Wunderschöne Wege, der Herbst im Wald und dolle Aussichten – die gestrige Runde im Brand-Gebiet hatte all das zu bieten. Was fehlte war die Sonne, die sich nur ab und an zeigte und Mühe hatte, den über der Landschaft liegenden Hochnebel zu durchbrechen. So richtig klappte das nicht. Dazu gab es eine ordentliche Mütze voll Wind, zumindest im offenen Gelände, von drüben aus dem Böhmischen.

Startpunkt war der (kostenpflichtige) Parkplatz am Alten Bahnhof in Hohnstein. Der Weg führte zuerst die Straße rechts hinab: das Kasperhaus, der Friedhof und dann das Bad. Von dort führt der Wanderpfad aus dem Ort hinaus und hinauf zum Schanzberg mit der Napoleonschanze, die schon zu Zeiten der napoleonischen Befreiungskriege Weitsicht und ein gutes Schussfeld bot.
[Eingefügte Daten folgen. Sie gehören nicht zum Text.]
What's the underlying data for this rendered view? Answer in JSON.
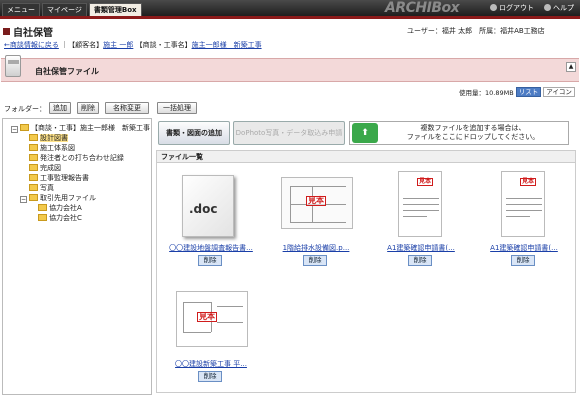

Weiter lief ich über die Wiesen und verschwand im Wald, um Pilze zu suchen (und zu finden!) und dann über den Lupinenweg Richtung Brandstraße zu laufen.

Auf dieser ging es vor bis zur Brandbaude, mit einem Abstecher zur eindrucksvollen und vergleichsweise wenig besuchten Aussicht an den Hafersäcken. Der mensch rastete kurz, genoss die Momente der Ruhe und stürzte sich hernach mit grimmigem Blick in das Getümmel an der Brandbaude. Ein schneller Blick vom Balkon der Sächsischen Schweiz und schon ging es wieder retour und nach einem knappen Kilometer auf der Brandstraße links in den Wald hinein, auf einem unmarkierten Forstweg und endlich wieder mutterseelenallein.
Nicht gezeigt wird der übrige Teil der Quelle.